O objetivo do uso desse artifício não era “garantir programas sociais”, como o governo quer que acreditemos, nem faria sentido. O governo apresentava superávits, certo? Então tinha dinheiro, não repôs por quê? Essa é a pergunta de 1 milhão de pedaladas: por que motivo o governo decidiu deixar de depositar o dinheiro nos bancos públicos?
Muitas desculpas são inventadas, mas o objetivo me parece bastante óbvio: assim como o menino da historinha, o governo tinha muito a ganhar escondendo a situação real das contas nacionais. Enganava o Congresso, enganava as agências de rating e, mais importante de todos: enganava os eleitores.
Para ganhar as eleições, era crucial negar à oposição o discurso de que a economia ia mal. A campanha foi fortemente baseada em chamar de pessimistas quem apontava erros na política econômica e alertava para o crescente desajuste fiscal. O personagem “Pessimildo” dava o tom: se fala que o Brasil está à beira do colapso fiscal é porque é da turma do quanto pior melhor.
E para a oposição ficava de fato muito difícil defender que havia um problema quando o resultado fiscal do governo vinha positivo mês após mês. Depois das eleições, como fica fácil ver no gráfico, o governo tirou o pano de parte da fraude fiscal e mostrou a situação real: um déficit primário, algo inédito em 10 anos, de 32 bilhões de reais.

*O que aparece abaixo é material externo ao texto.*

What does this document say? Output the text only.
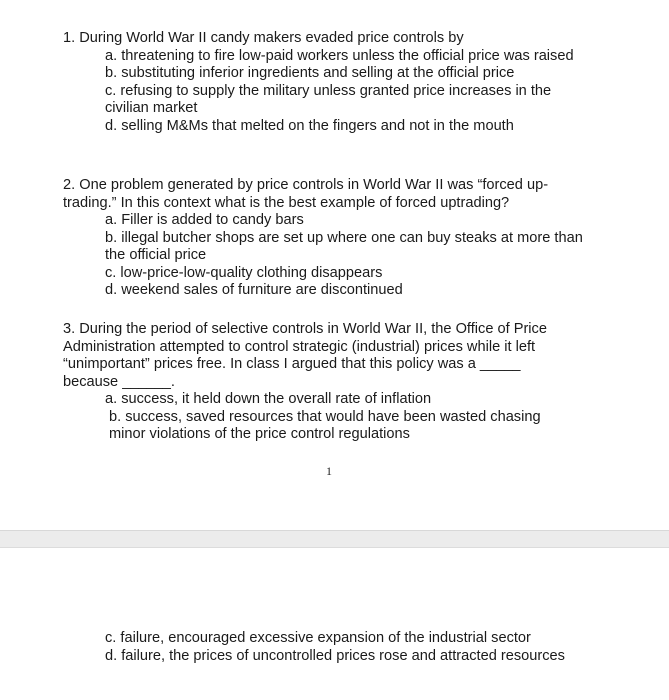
1. During World War II candy makers evaded price controls by

a. threatening to fire low-paid workers unless the official price was raised

b. substituting inferior ingredients and selling at the official price

c. refusing to supply the military unless granted price increases in the civilian market

d. selling M&Ms that melted on the fingers and not in the mouth

2. One problem generated by price controls in World War II was “forced up-

trading.” In this context what is the best example of forced uptrading?

a. Filler is added to candy bars

b. illegal butcher shops are set up where one can buy steaks at more than the official price

c. low-price-low-quality clothing disappears

d. weekend sales of furniture are discontinued

3. During the period of selective controls in World War II, the Office of Price

Administration attempted to control strategic (industrial) prices while it left

“unimportant” prices free. In class I argued that this policy was a _____

because ______.

a. success, it held down the overall rate of inflation

b. success, saved resources that would have been wasted chasing minor violations of the price control regulations

1

c. failure, encouraged excessive expansion of the industrial sector

d. failure, the prices of uncontrolled prices rose and attracted resources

Foi o equivalente de os pais do menino da nossa história ficarem sabendo que, ao contrário do que pensavam, não só o filho gastava todo o dinheiro, como já estava devendo bastante ao amiguinho. Dilma insiste que tudo aconteceu já no final do ano de 2014. Acredita quem quer.
Outra coisa que gostam muito de dizer é que isso é algo que “todos fizeram”. O gráfico já torna óbvio que o que houve foi bem diferente do que vinha acontecendo. O mais importante nem é a amplitudo vertical dos déficits, mas a demora em fechá-los. Você vai perceber que eles são fechados depois de datas importantes, no caso de 2014 as eleições. Por que deixar os bancos tanto tempo sem reposição se havia dinheiro para cobrir?
Pra mim pelo menos está claro que Dilma usou dinheiro dos amiguinhos pra garantir sua caixa de chocolates. Foi por pouco, com base numa campanha vil, vergonhosa, com base numa fraude, mas ganhou. A ver se vai conseguir convencer de que deve mantê-la.